This Hollywood work of historical fiction tells the story of an American reporter who goes down to El Salvador to report on the civil war. James Woods plays the lead role of Richard Boyle, whose viewpoint moves to the left as the film progresses. Salvador, an Oliver Stone Salvador through American eyes and in doing so deals more with the role of the U.S. in the Central American situation than does Romero. The dialogue between Boyle and various American military officers provides a clear delineation of the views held by the U.S. government, which was afraid of communism, versus the views of the left, which felt that U.S. military intervention was helping to destroy the country (comment by Mehnaz Choudhury). One glaring historical inaccuracy was the depiction of the assassination of Romero, which did not occur as it appears in the film. Salvador received favorable reviews, contains graphic scenes of murder, rape, and mass burial, and it hits on an array of issues concerning the clergy and U.S. involvement in military intervention (comment by Mehnaz Choudhury).
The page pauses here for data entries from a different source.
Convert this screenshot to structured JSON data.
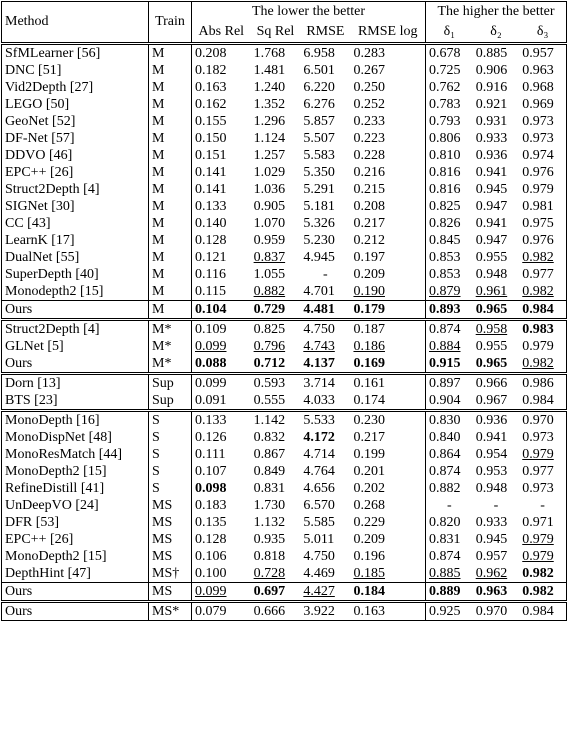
{
  "table": {
    "header": {
      "method": "Method",
      "train": "Train",
      "lower": "The lower the better",
      "higher": "The higher the better",
      "columns": [
        "Abs Rel",
        "Sq Rel",
        "RMSE",
        "RMSE log",
        "δ₁",
        "δ₂",
        "δ₃"
      ]
    },
    "sections": [
      [
        [
          "SfMLearner [56]",
          "M",
          "0.208",
          "1.768",
          "6.958",
          "0.283",
          "0.678",
          "0.885",
          "0.957"
        ],
        [
          "DNC [51]",
          "M",
          "0.182",
          "1.481",
          "6.501",
          "0.267",
          "0.725",
          "0.906",
          "0.963"
        ],
        [
          "Vid2Depth [27]",
          "M",
          "0.163",
          "1.240",
          "6.220",
          "0.250",
          "0.762",
          "0.916",
          "0.968"
        ],
        [
          "LEGO [50]",
          "M",
          "0.162",
          "1.352",
          "6.276",
          "0.252",
          "0.783",
          "0.921",
          "0.969"
        ],
        [
          "GeoNet [52]",
          "M",
          "0.155",
          "1.296",
          "5.857",
          "0.233",
          "0.793",
          "0.931",
          "0.973"
        ],
        [
          "DF-Net [57]",
          "M",
          "0.150",
          "1.124",
          "5.507",
          "0.223",
          "0.806",
          "0.933",
          "0.973"
        ],
        [
          "DDVO [46]",
          "M",
          "0.151",
          "1.257",
          "5.583",
          "0.228",
          "0.810",
          "0.936",
          "0.974"
        ],
        [
          "EPC++ [26]",
          "M",
          "0.141",
          "1.029",
          "5.350",
          "0.216",
          "0.816",
          "0.941",
          "0.976"
        ],
        [
          "Struct2Depth [4]",
          "M",
          "0.141",
          "1.036",
          "5.291",
          "0.215",
          "0.816",
          "0.945",
          "0.979"
        ],
        [
          "SIGNet [30]",
          "M",
          "0.133",
          "0.905",
          "5.181",
          "0.208",
          "0.825",
          "0.947",
          "0.981"
        ],
        [
          "CC [43]",
          "M",
          "0.140",
          "1.070",
          "5.326",
          "0.217",
          "0.826",
          "0.941",
          "0.975"
        ],
        [
          "LearnK [17]",
          "M",
          "0.128",
          "0.959",
          "5.230",
          "0.212",
          "0.845",
          "0.947",
          "0.976"
        ],
        [
          "DualNet [55]",
          "M",
          "0.121",
          "0.837",
          "4.945",
          "0.197",
          "0.853",
          "0.955",
          "0.982"
        ],
        [
          "SuperDepth [40]",
          "M",
          "0.116",
          "1.055",
          "-",
          "0.209",
          "0.853",
          "0.948",
          "0.977"
        ],
        [
          "Monodepth2 [15]",
          "M",
          "0.115",
          "0.882",
          "4.701",
          "0.190",
          "0.879",
          "0.961",
          "0.982"
        ],
        [
          "Ours",
          "M",
          "0.104",
          "0.729",
          "4.481",
          "0.179",
          "0.893",
          "0.965",
          "0.984"
        ]
      ],
      [
        [
          "Struct2Depth [4]",
          "M*",
          "0.109",
          "0.825",
          "4.750",
          "0.187",
          "0.874",
          "0.958",
          "0.983"
        ],
        [
          "GLNet [5]",
          "M*",
          "0.099",
          "0.796",
          "4.743",
          "0.186",
          "0.884",
          "0.955",
          "0.979"
        ],
        [
          "Ours",
          "M*",
          "0.088",
          "0.712",
          "4.137",
          "0.169",
          "0.915",
          "0.965",
          "0.982"
        ]
      ],
      [
        [
          "Dorn [13]",
          "Sup",
          "0.099",
          "0.593",
          "3.714",
          "0.161",
          "0.897",
          "0.966",
          "0.986"
        ],
        [
          "BTS [23]",
          "Sup",
          "0.091",
          "0.555",
          "4.033",
          "0.174",
          "0.904",
          "0.967",
          "0.984"
        ]
      ],
      [
        [
          "MonoDepth [16]",
          "S",
          "0.133",
          "1.142",
          "5.533",
          "0.230",
          "0.830",
          "0.936",
          "0.970"
        ],
        [
          "MonoDispNet [48]",
          "S",
          "0.126",
          "0.832",
          "4.172",
          "0.217",
          "0.840",
          "0.941",
          "0.973"
        ],
        [
          "MonoResMatch [44]",
          "S",
          "0.111",
          "0.867",
          "4.714",
          "0.199",
          "0.864",
          "0.954",
          "0.979"
        ],
        [
          "MonoDepth2 [15]",
          "S",
          "0.107",
          "0.849",
          "4.764",
          "0.201",
          "0.874",
          "0.953",
          "0.977"
        ],
        [
          "RefineDistill [41]",
          "S",
          "0.098",
          "0.831",
          "4.656",
          "0.202",
          "0.882",
          "0.948",
          "0.973"
        ],
        [
          "UnDeepVO [24]",
          "MS",
          "0.183",
          "1.730",
          "6.570",
          "0.268",
          "-",
          "-",
          "-"
        ],
        [
          "DFR [53]",
          "MS",
          "0.135",
          "1.132",
          "5.585",
          "0.229",
          "0.820",
          "0.933",
          "0.971"
        ],
        [
          "EPC++ [26]",
          "MS",
          "0.128",
          "0.935",
          "5.011",
          "0.209",
          "0.831",
          "0.945",
          "0.979"
        ],
        [
          "MonoDepth2 [15]",
          "MS",
          "0.106",
          "0.818",
          "4.750",
          "0.196",
          "0.874",
          "0.957",
          "0.979"
        ],
        [
          "DepthHint [47]",
          "MS†",
          "0.100",
          "0.728",
          "4.469",
          "0.185",
          "0.885",
          "0.962",
          "0.982"
        ],
        [
          "Ours",
          "MS",
          "0.099",
          "0.697",
          "4.427",
          "0.184",
          "0.889",
          "0.963",
          "0.982"
        ]
      ],
      [
        [
          "Ours",
          "MS*",
          "0.079",
          "0.666",
          "3.922",
          "0.163",
          "0.925",
          "0.970",
          "0.984"
        ]
      ]
    ]
  }
}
Salvador (DVD): Into the Valley of Death by Charles Kiselyak
The DVD edition of Salvador contains an interesting resource, a documentary by Charles Kiselyak, called Into the Valley of Death. It contains a behind-the-scenes look at the making of the film, including interviews with the films’ stars. What is particularly noteworthy are the interviews with director Oliver Stone and Ambassador Robert E. White, who was ambassador to El Salvador from 1979-1981 and is named Ambassador Kelly in the film. The documentary begins by reminding us that it does not want to be known as the story of El Salvador only, but that greed and resultant violence affects all peoples. Although a trite way in which to excuse the melding of individual national memories into collective ones, the documentary does provide some more documentary footage of the attacks on the peasants by the right-wing army. The commentary by Ambassador White is particularly important in adding to the understanding of U.S. involvement in El Salvador and other areas of Central America to further their own interests. According to the documentary, Ambassador White refused to submit a report confirming that the El Salvadorian government was investigating the murder of the four American nuns, since he knew the government was possibly responsible for the murders. White was fired and forced to retire from his distinguished career in Foreign Service. (MAC)
Enemies of War (1999)
This documentary was made on the 10th anniversary of the killing of the Jesuit priests at the Monsignor Romero Pastoral Center of the Central American University. Footage of the aftermath of the murders contains images of the murdered bodies laid out on the grass and interviews of Salvadorans' reactions in English. Much of the documentary follows the story of an American priest who volunteered to go down to El Salvador to replace the Jesuits. Also a main focus of the documentary is the story of House Representative Joe Moakley from Massachusetts, who had been a strictly domestic politician until he was chosen to head the house committee in charge of investigating the murders. His story reveals the reluctance of the State Department to reveal what it knew about the murders and their links to the U.S. supported regime. Enemies of War details the source of these murders, including that of Liberation Theology leader Father Ellacuria, whose murder had been in the works since the early 1970s. Due to the pursuits of Moakley and others, the murderers were among the first to face trial and conviction of war crimes in El Salvador.